Africa, by and large, is lacking an established first world medical community to advocate for normal penile anatomy, such as those found in Western Europe and Australia. Pro-circumcision doctors have been trying, and failing, to spread this practice to Europe for decades. An established medical community would never adopt a painful and prophylactic amputation based off of dubious medical value that also directly violates the person’s right to bodily integrity. Unfortunately, many parts of Africa do not have a pre-established medical community to battle this highly patronizing “relief-effort” based off of cherry-picked studies.
This has to do with systemic ignorance of the human foreskin. Anatomy books throughout the 20th century described the foreskin in one sentence: "the prepuce covers the glans," in spite of groundbreaking research in the 1990s that undeniably demonstrates the highly erogenous qualities of the foreskin.
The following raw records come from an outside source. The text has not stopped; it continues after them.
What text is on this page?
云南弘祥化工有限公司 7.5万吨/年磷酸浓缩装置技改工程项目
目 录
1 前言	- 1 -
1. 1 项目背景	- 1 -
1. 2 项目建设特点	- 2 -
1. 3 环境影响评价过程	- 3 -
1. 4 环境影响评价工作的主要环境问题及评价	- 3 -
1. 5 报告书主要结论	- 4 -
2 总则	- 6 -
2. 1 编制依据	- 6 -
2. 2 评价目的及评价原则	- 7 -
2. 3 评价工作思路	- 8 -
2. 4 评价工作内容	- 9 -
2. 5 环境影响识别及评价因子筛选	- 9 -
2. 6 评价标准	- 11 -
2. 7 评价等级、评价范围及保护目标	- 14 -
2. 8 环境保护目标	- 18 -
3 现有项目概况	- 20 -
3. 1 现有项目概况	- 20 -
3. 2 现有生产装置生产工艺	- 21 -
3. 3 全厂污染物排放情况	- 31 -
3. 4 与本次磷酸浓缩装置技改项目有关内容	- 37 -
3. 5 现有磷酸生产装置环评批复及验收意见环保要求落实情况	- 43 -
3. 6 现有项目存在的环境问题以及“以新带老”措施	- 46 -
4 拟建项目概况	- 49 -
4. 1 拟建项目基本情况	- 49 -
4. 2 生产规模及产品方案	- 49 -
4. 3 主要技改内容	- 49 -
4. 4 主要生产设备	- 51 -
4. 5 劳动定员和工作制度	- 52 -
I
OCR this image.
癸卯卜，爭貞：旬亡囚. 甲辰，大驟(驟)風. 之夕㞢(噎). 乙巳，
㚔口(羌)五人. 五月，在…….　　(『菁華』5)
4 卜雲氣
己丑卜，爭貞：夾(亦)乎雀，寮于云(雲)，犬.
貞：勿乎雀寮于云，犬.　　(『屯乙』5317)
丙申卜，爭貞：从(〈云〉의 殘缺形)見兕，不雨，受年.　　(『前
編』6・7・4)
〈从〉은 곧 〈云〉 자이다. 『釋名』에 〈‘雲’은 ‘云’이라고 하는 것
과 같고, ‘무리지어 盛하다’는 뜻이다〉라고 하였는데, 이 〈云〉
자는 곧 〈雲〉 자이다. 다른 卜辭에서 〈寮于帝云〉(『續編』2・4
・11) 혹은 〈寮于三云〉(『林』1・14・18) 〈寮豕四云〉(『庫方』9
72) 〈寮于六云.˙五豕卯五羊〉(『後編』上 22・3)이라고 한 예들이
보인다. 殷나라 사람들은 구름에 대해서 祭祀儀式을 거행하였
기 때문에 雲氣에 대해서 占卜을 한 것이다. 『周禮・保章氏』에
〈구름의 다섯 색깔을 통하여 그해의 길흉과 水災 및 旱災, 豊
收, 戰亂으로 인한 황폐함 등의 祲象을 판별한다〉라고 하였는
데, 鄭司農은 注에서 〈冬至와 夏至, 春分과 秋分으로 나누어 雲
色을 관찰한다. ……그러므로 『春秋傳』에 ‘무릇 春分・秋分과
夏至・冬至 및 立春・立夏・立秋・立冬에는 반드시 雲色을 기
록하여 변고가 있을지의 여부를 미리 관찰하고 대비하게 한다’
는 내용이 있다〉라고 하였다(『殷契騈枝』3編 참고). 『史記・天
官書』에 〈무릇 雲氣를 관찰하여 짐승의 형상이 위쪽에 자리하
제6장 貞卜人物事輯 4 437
Urology books devote many pages to obscure infections, but circumcision is often granted only a paragraph or two, meaning the most common surgery in the United States is often granted only a handful of sentences. That's because circumcision is not medicine, but rather started in the west as a masturbation deterrent and therapy for all manner of ailments. It continues to this day through misinformation, ignorance, subjective beauty standards, tradition and institutionalized fear mongering.
Not only would most doctors in the world never perform an involuntary circumcision, they are naturally appalled that a so-called "civilized" nation would perform this on their young. There is, however, a vocal minority of doctors in the US who vehemently defend and promote circumcision.
The cultural biases of these doctors and their incessant need to justify their own circumcisions are painfully obvious to the objective observer and formally documented by an extensive panel of multi-national physicians.